Nuclear astrophysics experiments using high-energy-density plasmas

Throughout the universe, nuclear reactions play a critical role in the dynamics of stars and the formation of the elements, through processes including big-bang nucleosynthesis (BBN), stellar nucleosynthesis (SN), and production of heavy elements in explosive scenarios such as supernovae and neutron-star mergers. Fusion reactions are the primary energy source of the stars, determining their physical properties and lifetime. In the universe these processes occur in a plasma environment that is fundamentally different from accelerators, where nuclear physics is typically studied.
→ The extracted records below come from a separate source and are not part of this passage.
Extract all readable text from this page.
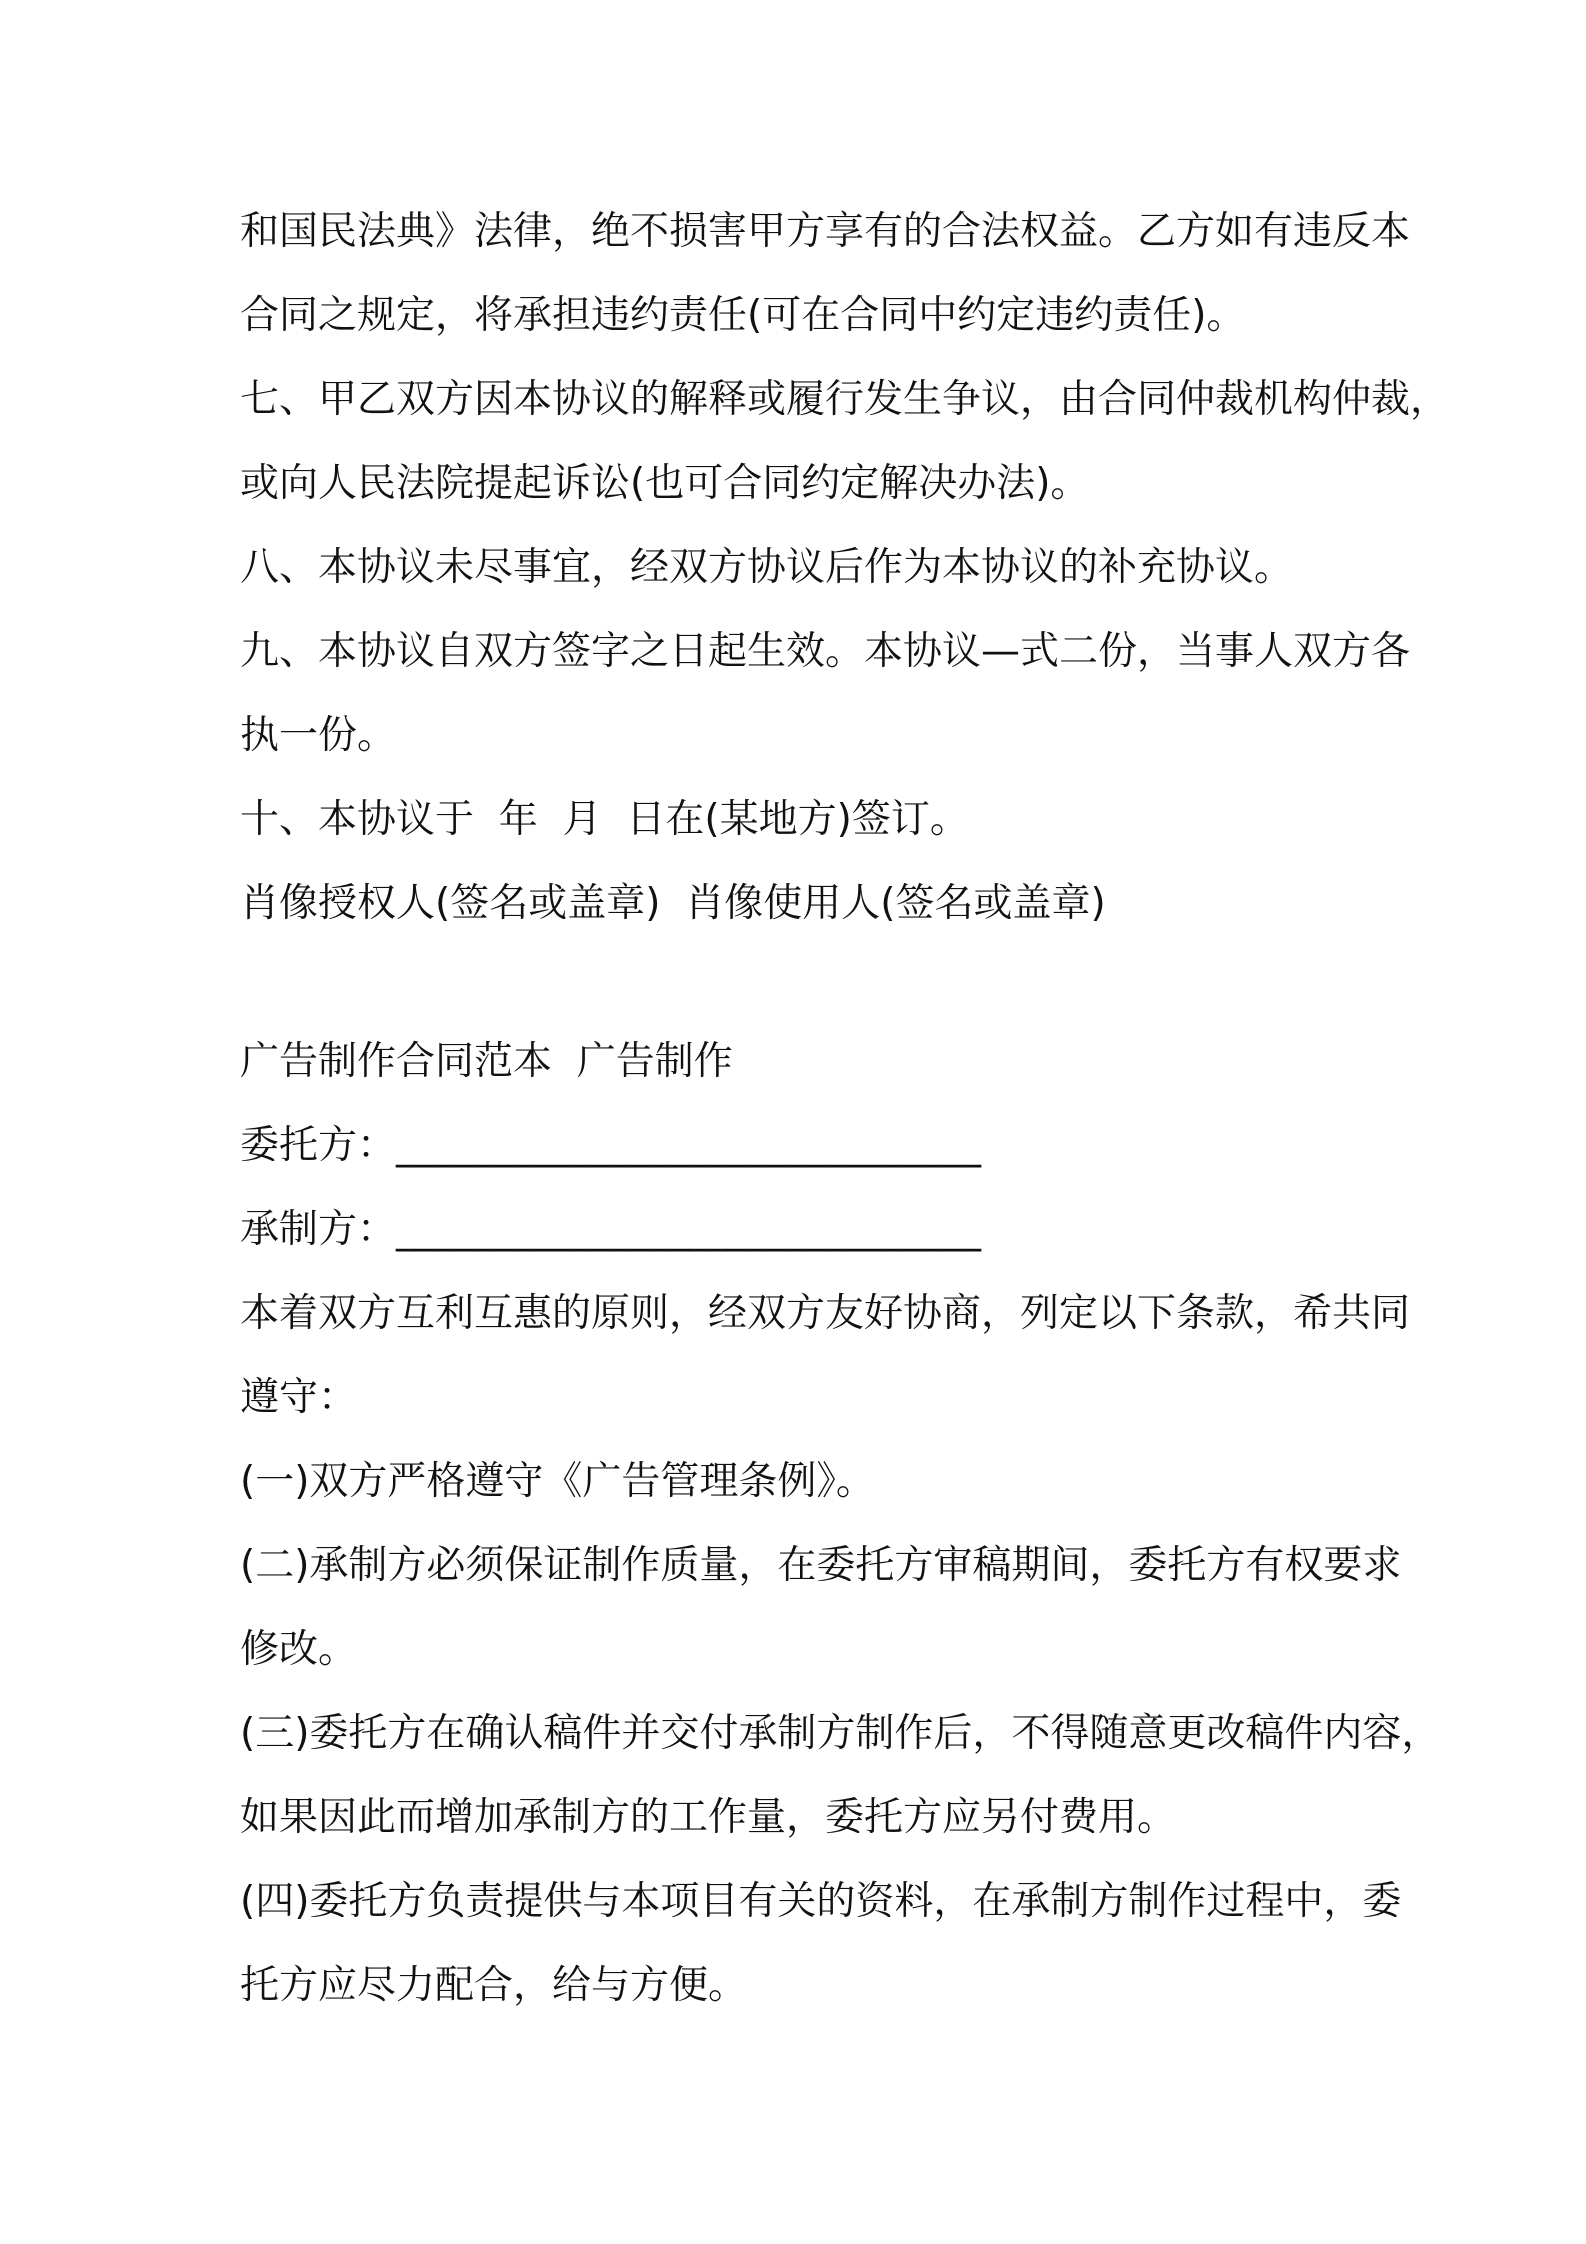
和国民法典》法律，绝不损害甲方享有的合法权益。乙方如有违反本
合同之规定，将承担违约责任(可在合同中约定违约责任)。
七、甲乙双方因本协议的解释或履行发生争议，由合同仲裁机构仲裁，
或向人民法院提起诉讼(也可合同约定解决办法)。
八、本协议未尽事宜，经双方协议后作为本协议的补充协议。
九、本协议自双方签字之日起生效。本协议—式二份，当事人双方各
执一份。
十、本协议于  年  月  日在(某地方)签订。
肖像授权人(签名或盖章)  肖像使用人(签名或盖章)
广告制作合同范本  广告制作
委托方：______________________________
承制方：______________________________
本着双方互利互惠的原则，经双方友好协商，列定以下条款，希共同
遵守：
(一)双方严格遵守《广告管理条例》。
(二)承制方必须保证制作质量，在委托方审稿期间，委托方有权要求
修改。
(三)委托方在确认稿件并交付承制方制作后，不得随意更改稿件内容，
如果因此而增加承制方的工作量，委托方应另付费用。
(四)委托方负责提供与本项目有关的资料，在承制方制作过程中，委
托方应尽力配合，给与方便。
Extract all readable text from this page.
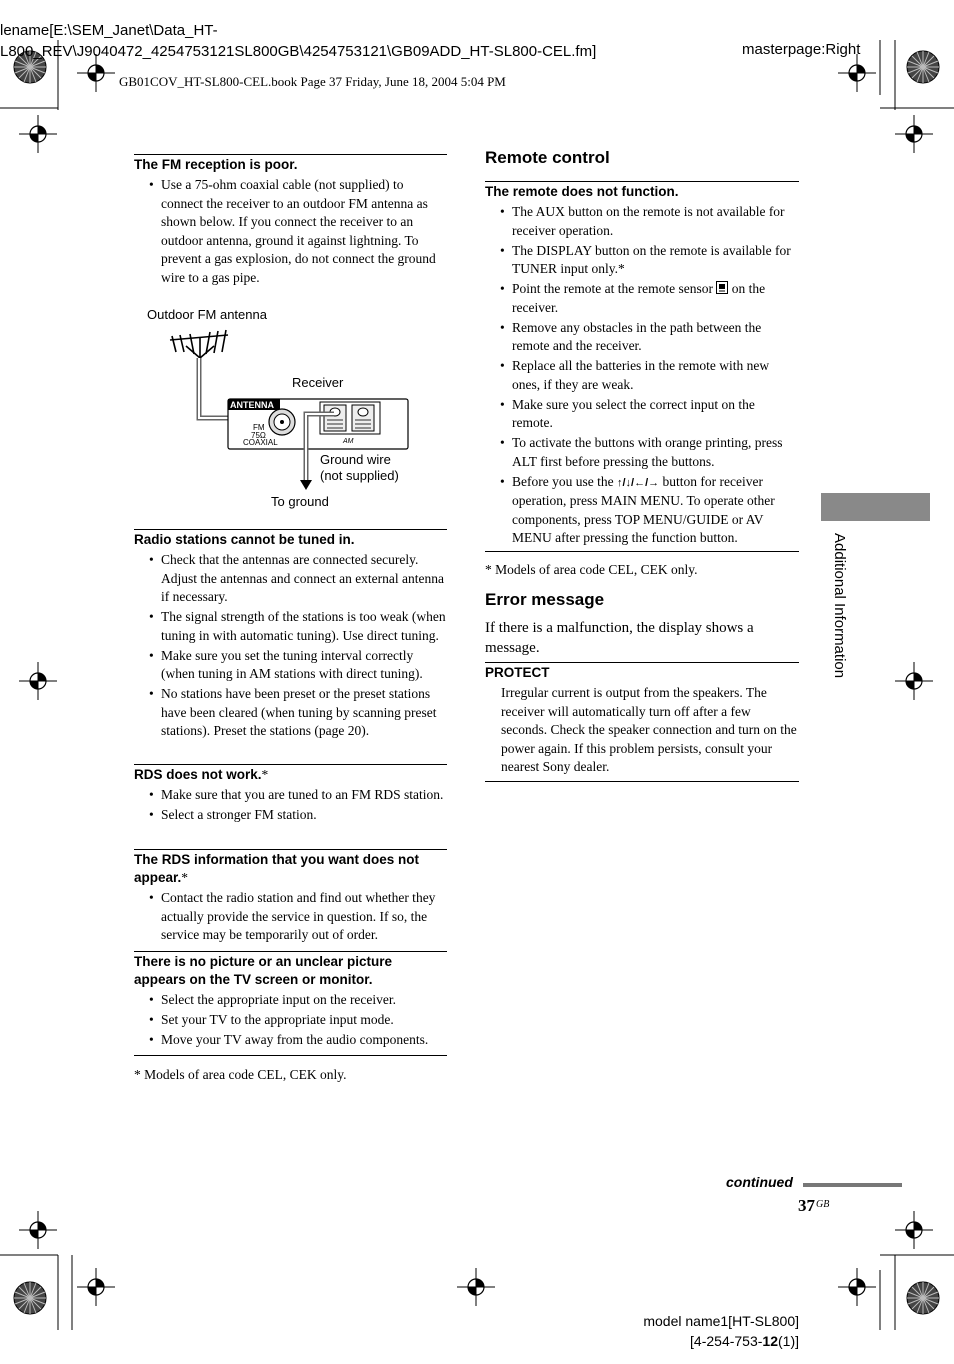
lename[E:\SEM_Janet\Data_HT-
L800_REV\J9040472_4254753121SL800GB\4254753121\GB09ADD_HT-SL800-CEL.fm]	masterpage:Right
GB01COV_HT-SL800-CEL.book Page 37 Friday, June 18, 2004 5:04 PM

The FM reception is poor.

• Use a 75-ohm coaxial cable (not supplied) to connect the receiver to an outdoor FM antenna as shown below. If you connect the receiver to an outdoor antenna, ground it against lightning. To prevent a gas explosion, do not connect the ground wire to a gas pipe.
Outdoor FM antenna
Receiver
ANTENNA
FM
75Ω
COAXIAL	AM
Ground wire
(not supplied)
To ground

Radio stations cannot be tuned in.

• Check that the antennas are connected securely. Adjust the antennas and connect an external antenna if necessary.
• The signal strength of the stations is too weak (when tuning in with automatic tuning). Use direct tuning.
• Make sure you set the tuning interval correctly (when tuning in AM stations with direct tuning).
• No stations have been preset or the preset stations have been cleared (when tuning by scanning preset stations). Preset the stations (page 20).

RDS does not work.*

• Make sure that you are tuned to an FM RDS station.
• Select a stronger FM station.

The RDS information that you want does not appear.*

• Contact the radio station and find out whether they actually provide the service in question. If so, the service may be temporarily out of order.

There is no picture or an unclear picture appears on the TV screen or monitor.

• Select the appropriate input on the receiver.
• Set your TV to the appropriate input mode.
• Move your TV away from the audio components.
* Models of area code CEL, CEK only.
Remote control

The remote does not function.

• The AUX button on the remote is not available for receiver operation.
• The DISPLAY button on the remote is available for TUNER input only.*
• Point the remote at the remote sensor  on the receiver.
• Remove any obstacles in the path between the remote and the receiver.
• Replace all the batteries in the remote with new ones, if they are weak.
• Make sure you select the correct input on the remote.
• To activate the buttons with orange printing, press ALT first before pressing the buttons.
• Before you use the ↑/↓/←/→ button for receiver operation, press MAIN MENU. To operate other components, press TOP MENU/GUIDE or AV MENU after pressing the function button.
* Models of area code CEL, CEK only.
Error message
If there is a malfunction, the display shows a message.

PROTECT

Irregular current is output from the speakers. The receiver will automatically turn off after a few seconds. Check the speaker connection and turn on the power again. If this problem persists, consult your nearest Sony dealer.
Additional Information
continued
$37^{GB}$
model name1[HT-SL800]
[4-254-753-12(1)]
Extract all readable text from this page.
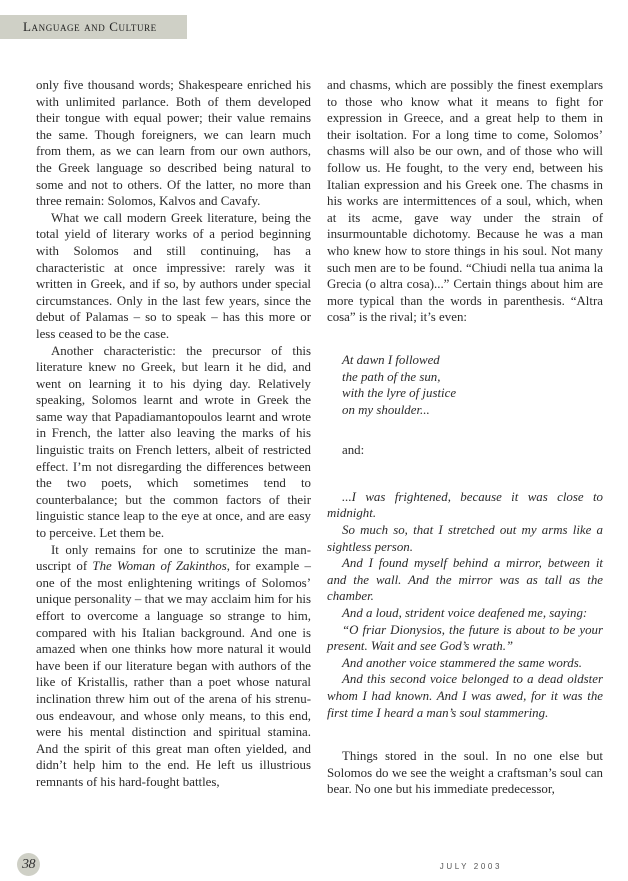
Language and Culture

only five thousand words; Shakespeare enriched his with unlimited parlance. Both of them developed their tongue with equal power; their value remains the same. Though foreigners, we can learn much from them, as we can learn from our own authors, the Greek language so described being natural to some and not to others. Of the latter, no more than three remain: Solomos, Kalvos and Cavafy.

What we call modern Greek literature, being the total yield of literary works of a period beginning with Solomos and still continuing, has a characteristic at once impressive: rarely was it written in Greek, and if so, by authors under special circumstances. Only in the last few years, since the debut of Palamas – so to speak – has this more or less ceased to be the case.

Another characteristic: the precursor of this literature knew no Greek, but learn it he did, and went on learning it to his dying day. Relatively speaking, Solomos learnt and wrote in Greek the same way that Papadiamantopoulos learnt and wrote in French, the latter also leaving the marks of his linguistic traits on French letters, albeit of restricted effect. I’m not disregarding the differences between the two poets, which sometimes tend to counterbalance; but the common factors of their linguistic stance leap to the eye at once, and are easy to perceive. Let them be.

It only remains for one to scrutinize the manuscript of The Woman of Zakinthos, for example – one of the most enlightening writings of Solomos’ unique personality – that we may acclaim him for his effort to overcome a language so strange to him, compared with his Italian background. And one is amazed when one thinks how more natural it would have been if our literature began with authors of the like of Kristallis, rather than a poet whose natural inclination threw him out of the arena of his strenuous endeavour, and whose only means, to this end, were his mental distinction and spiritual stamina. And the spirit of this great man often yielded, and didn’t help him to the end. He left us illustrious remnants of his hard-fought battles,

and chasms, which are possibly the finest exemplars to those who know what it means to fight for expression in Greece, and a great help to them in their isoltation. For a long time to come, Solomos’ chasms will also be our own, and of those who will follow us. He fought, to the very end, between his Italian expression and his Greek one. The chasms in his works are intermittences of a soul, which, when at its acme, gave way under the strain of insurmountable dichotomy. Because he was a man who knew how to store things in his soul. Not many such men are to be found. “Chiudi nella tua anima la Grecia (o altra cosa)...” Certain things about him are more typical than the words in parenthesis. “Altra cosa” is the rival; it’s even:

At dawn I followed
the path of the sun,
with the lyre of justice
on my shoulder...
and:

...I was frightened, because it was close to midnight.

So much so, that I stretched out my arms like a sightless person.

And I found myself behind a mirror, between it and the wall. And the mirror was as tall as the chamber.

And a loud, strident voice deafened me, saying:

“O friar Dionysios, the future is about to be your present. Wait and see God’s wrath.”

And another voice stammered the same words.

And this second voice belonged to a dead oldster whom I had known. And I was awed, for it was the first time I heard a man’s soul stammering.

Things stored in the soul. In no one else but Solomos do we see the weight a craftsman’s soul can bear. No one but his immediate predecessor,

38	JULY 2003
Laser facilities in the United States, notably NIF and Omega, can generate plasmas at extreme conditions that are comparable to many astrophysical systems, including the universe a few minutes after the big bang and the core of our sun, and can include neutron fluxes comparable to supernovae and neutron-star mergers, unlike any other laboratory source. Initial experiments, largely at Omega, have measured cross sections or product spectra for several light-ion fusion reactions including T+3He, 3He+3He, and T+T reactions, which are relevant to BBN, SN, and basic nuclear physics. A growing collaboration is actively working on expanding these measurements to lower energies or additional reactions. Additionally, our future vision is to use high-energy-density plasmas to study several exciting aspects of nucleosynthesis in the laboratory, including addressing the problem of electron screening in dense plasma environments and nuclear physics at intense neutron fluxes analogous to explosive astrophysical events.